Openness and flexibility requires an abstraction of the data and messages exchanged between the components making an application.
For not be tainted by the specificities of participating components, be they at system or at application level, data exchanges must take place at an abstracted level.
This means that while other systems are built around the concept of sensors and actuators, thus making intricacies such as addresses and alike surface up to the application layer, we have chosen to follow a different track.
In practical, this translates into the fact that what circulates on the message bus to notify that the temperature of the bedroom is 21°C is not a message conveying the identifier or address of the sensor which produced the information, but a message telling that the variable bedroom_temperature, which is of type temperature has presently the value of 21 using the units degC. This way, if ever the sensor is broken and must be replaced by a brand new one using a different address, the message will still be the same and nobody else will ever notice the change. This is still true even if the new equipment is from a different manufacturer, uses a different protocol or communication support, or whatever else.

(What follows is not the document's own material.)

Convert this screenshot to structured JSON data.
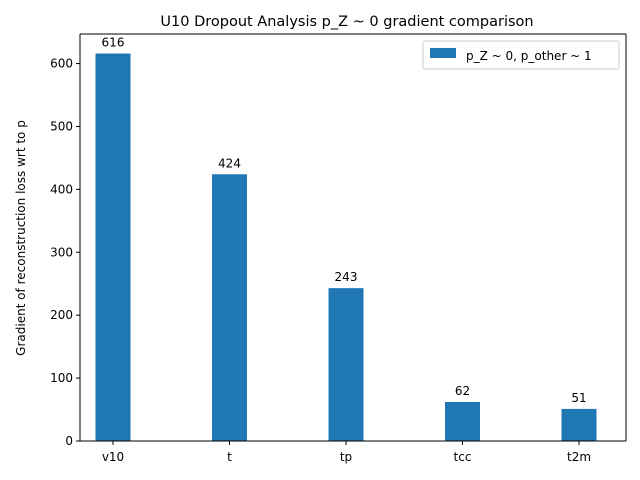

We are not the only ones to do this, but all the other solutions we have analyzed use the home automation paradigm for abstracting the physical resources. So what about applications having nothing to do with home automation ?
We have stepped up one level in abstraction, and consider that an environment which is equipped with such devices is an instrumented system, which is observed and controlled by the mean of state and control variables, these variables not being inevitably tied to physical or concrete concepts.
For instance, the outside temperature can be provided by an online weather service at a time, and be replaced by an outdoor sensor some time later without any effect on the consumers of the data. Same if it is provided by a physics simulation program.
Maybe you could here again argue that the other frameworks we mentioned can do the same. This is true to some extent. But consider now an application dealing with behaviors and activities recognition, based on physical sensors inputs correlation. Such a processing should be packaged in a dedicated component, running on its own by listening to notification events pertaining to its concern, and producing in turn special events notifying the start and the end of the activities to be monitored. This is nothing less than a human behavior detector. How do you map such a sensor in available home automation oriented frameworks without using some trick to conform the paradigm imposed there ?
Of course, the principle applies the other way around for controls and commands of actuators. In this context, the message which will be used will contain the new value of the control variable, which reflects for instance the state of a power switch, the level of a dimmer,…
An interesting benefit of dealing with abstracted data instead of specialized commands here is the fact that several different command producers, be they physical devices or other software components of the application, can emit the same control message, without the controlled equipment making the difference if it does not care about the originator.
The CSTBox framework provides out of the box a collection of components implementing the frequently needed services.